平たく言えば、すべてgetで表現できますが、あまりに意味が広いということと、get自体が口語的な表現であるため、文を書くときにはある程度かたい表現も必要でしょう。

そこで、「~を得る・手に入れる」という表現をするためにgain・obtain・acquire・earn・winをうまく使い分ける必要が出てきます。
それぞれ全く意味が同じというわけではなく、ニュアンスが異なるため、使い分けが必要になります。
それぞれの違いをいかに紹介いたしますが、ここでの説明を踏まえて使い分ければ、大体間違えずに使えると思います。

 

まずはgain(ゲイン)です。
gainは「精神的なもの」や、「価値のあるもの」、「必要なもの」を努力して手に入れるというニュアンスがあります。
したがって、どちらかというと物質を手にするというよりも、気持ちや感覚を得るという意味を表すということですね。
ほかの表現に書き換えれば、“be endowed with ~”といった感じでしょうか。
これはよくつかわれる、
gain popularity「好評を博す、人気を得る」
gain success「成功する、一花咲かせる」
gain support「支持を得る」
のように、目的語が抽象名詞になっていることからもわかります。

また、すでに持っているけれども、それを増やしたり、追加するという意味もあります。

 

一方で、obtain(オブテイン)は「物理的なもの」や「かねがね欲しいと思っていたもの」を努力して手に入れるとか、苦労の末手に入れるという意味があります。
別の表現をすれば、“be passionate about winning ~”というニュアンスが強いですね。
ですから、gainよりも手に入れるものが物質的なものになる傾向があります。
用例を見ても、obtain a driver’s license「運転免許をとる」のように、“努力の末”とか、obtain a loan「ローンを得る」のように“ずっとほしかった”といった気持ちが背景にあるものが読み取れるでしょう。
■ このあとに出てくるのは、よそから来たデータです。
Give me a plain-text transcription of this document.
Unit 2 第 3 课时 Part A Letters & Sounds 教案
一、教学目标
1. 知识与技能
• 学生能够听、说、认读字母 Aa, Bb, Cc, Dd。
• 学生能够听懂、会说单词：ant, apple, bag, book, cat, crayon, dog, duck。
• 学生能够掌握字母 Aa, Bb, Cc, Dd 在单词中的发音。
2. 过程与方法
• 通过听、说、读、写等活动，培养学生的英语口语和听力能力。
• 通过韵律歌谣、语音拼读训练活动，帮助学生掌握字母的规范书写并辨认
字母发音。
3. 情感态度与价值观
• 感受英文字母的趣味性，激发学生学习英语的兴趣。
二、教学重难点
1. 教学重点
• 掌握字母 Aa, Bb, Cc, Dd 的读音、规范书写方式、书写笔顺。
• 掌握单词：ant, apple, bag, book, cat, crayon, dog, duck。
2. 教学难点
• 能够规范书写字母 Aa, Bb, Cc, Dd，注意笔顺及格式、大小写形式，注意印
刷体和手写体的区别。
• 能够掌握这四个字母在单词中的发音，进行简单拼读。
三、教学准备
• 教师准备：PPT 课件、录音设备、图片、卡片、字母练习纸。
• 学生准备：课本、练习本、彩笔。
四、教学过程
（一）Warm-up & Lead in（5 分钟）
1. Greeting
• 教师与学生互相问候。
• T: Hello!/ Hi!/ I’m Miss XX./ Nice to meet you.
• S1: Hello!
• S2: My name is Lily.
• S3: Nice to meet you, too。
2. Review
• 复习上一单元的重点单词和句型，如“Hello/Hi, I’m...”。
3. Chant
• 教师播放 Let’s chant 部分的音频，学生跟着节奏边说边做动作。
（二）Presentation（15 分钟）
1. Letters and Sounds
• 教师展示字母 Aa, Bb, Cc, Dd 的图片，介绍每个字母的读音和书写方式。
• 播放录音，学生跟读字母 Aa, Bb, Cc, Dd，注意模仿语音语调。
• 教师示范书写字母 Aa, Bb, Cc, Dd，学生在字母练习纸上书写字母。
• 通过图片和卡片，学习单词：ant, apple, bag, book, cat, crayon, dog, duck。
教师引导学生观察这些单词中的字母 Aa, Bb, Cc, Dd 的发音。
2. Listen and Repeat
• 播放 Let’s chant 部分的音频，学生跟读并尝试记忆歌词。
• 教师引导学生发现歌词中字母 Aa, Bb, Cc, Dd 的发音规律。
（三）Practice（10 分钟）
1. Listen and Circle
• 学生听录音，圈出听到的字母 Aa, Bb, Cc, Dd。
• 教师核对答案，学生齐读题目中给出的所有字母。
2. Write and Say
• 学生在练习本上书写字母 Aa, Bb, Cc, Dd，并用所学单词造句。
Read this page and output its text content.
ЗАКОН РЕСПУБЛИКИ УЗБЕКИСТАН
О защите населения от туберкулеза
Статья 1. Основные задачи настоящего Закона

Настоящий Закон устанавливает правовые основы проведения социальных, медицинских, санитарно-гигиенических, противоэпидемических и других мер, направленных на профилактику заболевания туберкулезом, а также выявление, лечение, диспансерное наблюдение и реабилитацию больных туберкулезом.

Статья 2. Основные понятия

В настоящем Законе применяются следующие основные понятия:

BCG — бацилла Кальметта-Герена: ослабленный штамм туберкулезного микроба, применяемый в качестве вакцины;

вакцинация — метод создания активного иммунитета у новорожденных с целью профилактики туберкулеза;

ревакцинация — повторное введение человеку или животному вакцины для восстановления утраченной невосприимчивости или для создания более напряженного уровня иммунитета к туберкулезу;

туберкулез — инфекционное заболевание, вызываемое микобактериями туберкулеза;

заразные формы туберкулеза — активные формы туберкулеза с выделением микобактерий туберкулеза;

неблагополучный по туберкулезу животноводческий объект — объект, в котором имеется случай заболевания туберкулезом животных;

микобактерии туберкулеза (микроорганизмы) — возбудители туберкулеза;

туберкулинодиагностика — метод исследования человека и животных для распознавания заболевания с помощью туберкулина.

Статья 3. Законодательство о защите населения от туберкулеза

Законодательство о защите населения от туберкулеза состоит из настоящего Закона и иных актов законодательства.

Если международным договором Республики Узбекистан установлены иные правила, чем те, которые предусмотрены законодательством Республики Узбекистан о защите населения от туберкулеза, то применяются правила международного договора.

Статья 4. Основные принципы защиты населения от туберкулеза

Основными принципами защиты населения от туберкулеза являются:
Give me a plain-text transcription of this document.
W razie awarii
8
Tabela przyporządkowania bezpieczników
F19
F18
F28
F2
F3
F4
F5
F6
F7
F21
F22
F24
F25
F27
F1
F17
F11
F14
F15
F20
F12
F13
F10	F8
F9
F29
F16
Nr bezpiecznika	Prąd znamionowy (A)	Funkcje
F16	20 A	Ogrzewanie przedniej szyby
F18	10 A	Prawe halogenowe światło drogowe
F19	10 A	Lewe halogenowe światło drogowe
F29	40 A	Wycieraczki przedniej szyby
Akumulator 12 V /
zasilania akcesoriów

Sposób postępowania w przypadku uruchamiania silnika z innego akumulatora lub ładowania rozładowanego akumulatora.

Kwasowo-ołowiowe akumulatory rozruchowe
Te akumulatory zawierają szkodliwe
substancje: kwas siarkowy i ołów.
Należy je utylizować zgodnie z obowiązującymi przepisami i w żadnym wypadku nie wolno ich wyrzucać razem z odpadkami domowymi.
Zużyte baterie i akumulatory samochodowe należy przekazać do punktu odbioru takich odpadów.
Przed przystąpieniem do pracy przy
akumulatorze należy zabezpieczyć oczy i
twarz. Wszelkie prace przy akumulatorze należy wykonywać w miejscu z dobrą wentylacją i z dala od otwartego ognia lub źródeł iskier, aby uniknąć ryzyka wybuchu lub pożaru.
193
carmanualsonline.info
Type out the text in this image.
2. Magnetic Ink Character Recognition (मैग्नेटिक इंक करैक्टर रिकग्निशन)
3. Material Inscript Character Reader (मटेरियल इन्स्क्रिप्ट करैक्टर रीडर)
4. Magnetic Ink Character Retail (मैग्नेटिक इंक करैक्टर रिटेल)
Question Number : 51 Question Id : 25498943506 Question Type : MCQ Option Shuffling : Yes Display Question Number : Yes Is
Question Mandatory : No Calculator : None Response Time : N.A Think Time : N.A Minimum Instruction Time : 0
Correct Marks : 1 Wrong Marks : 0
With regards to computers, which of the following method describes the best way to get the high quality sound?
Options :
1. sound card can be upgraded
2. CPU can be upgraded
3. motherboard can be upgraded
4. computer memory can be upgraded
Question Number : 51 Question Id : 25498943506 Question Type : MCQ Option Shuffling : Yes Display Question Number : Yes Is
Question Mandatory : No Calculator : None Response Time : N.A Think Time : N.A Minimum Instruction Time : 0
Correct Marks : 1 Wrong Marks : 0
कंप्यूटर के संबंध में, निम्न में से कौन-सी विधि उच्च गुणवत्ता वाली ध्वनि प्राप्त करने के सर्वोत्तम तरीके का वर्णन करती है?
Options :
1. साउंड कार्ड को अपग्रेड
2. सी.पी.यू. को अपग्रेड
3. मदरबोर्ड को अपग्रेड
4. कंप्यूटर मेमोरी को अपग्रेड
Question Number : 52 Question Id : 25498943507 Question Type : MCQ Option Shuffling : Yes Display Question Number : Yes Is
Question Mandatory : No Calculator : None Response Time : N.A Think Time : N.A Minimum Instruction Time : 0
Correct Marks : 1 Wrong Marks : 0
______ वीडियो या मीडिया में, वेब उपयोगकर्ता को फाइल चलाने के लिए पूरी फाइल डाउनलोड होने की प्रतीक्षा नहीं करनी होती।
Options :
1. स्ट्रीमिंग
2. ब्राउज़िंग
この二つは迷うところですが、「ことがら」を手に入れるはgain・「モノ」を手に入れるはobtainとなる傾向が高いということ。また、gainは「価値がある」「欲しいというわけではないが、必要」という気持ちが背景にあり、obtainは「今まで欲しいと思っていた」「手に入れるにはある程度の努力や困難の克服を要する」という背景がある場合に使うというルールを持っておけば迷うことはありません。

では続いては、acquire(アクワイアー)です。
これは「知識や習慣を時間をかけて」手に入れるという意味です。目的語が知識や習慣に当てはまる名詞になりやすいということですね。
用例としては、acquire a good habit「良い習慣を得る」やacquire a special skill「特別な技術を身につける」、acquire a lot of experience「多くの経験を積む」のように使います。

ただしacquireは、ビジネス用語として有名な“M&A(merger and acquisition)”「企業の買収や合併」のacquisitionの動詞形ですから、acquire a 30% stake in ABC company「ABC社の株式の3割を取得する」やacquire an IT company「IT企業を買収する」のように、株式・企業などを目的語に取ることができます。

続いてはearn(アーン)です。
earnは「個人的な努力との引き換えに」手に入れるというニュアンスが強いですね。
よくある形が、earn a master’s degree「修士号を手に入れる」・earn money「お金を稼ぐ」という形ですね。
学位というものは年単位の研究の努力と引き換えに手に入るものですし、お金を稼ぐという行為も、労働力の提供と引き換えに手に入るものです。

最後にwin(ウィン)を見ていきましょう。
winといえば「勝つ」という自動詞の用法だけしか知らないという方もいらっしゃるでしょうが、あとに目的語をとってgetのような意味で使うことができます。
ただし、「何らかの課題を成功させる」・「物理的なものを努力と引き換えに手に入れる」というニュアンスがあるので、それに当てはまる場合のみにしか使えません。
よくつかわれる用例としては、win a victory「勝利を手にする」とか、win a bid「落札する」、win a customer’s trust「信頼を得る」のように使います。“何らかの競争の末”というニュアンスが出ているのが見えると思います。

 

これらの用法はあくまでそれぞれの単語に特徴的なものだけをあげています。当然、重複するニュアンスもあるので、場合によっては、どの動詞をとっても間違いとは言えないというケースもたくさんあります。
たとえば、licenseという単語を使って「資格を得る」と言いたい場合は、gain a license / obtain a license / acquire a license / earn a license / win a licenseとしても、若干のニュアンスの違いはあるものの、表現として不自然とは言えません。

ですから、あくまで英作文をするときにどれを使うか迷ったら、ここまでに説明をしたポイントを判断基準として使い分けてみてください。大きな間違いをすることはないでしょう。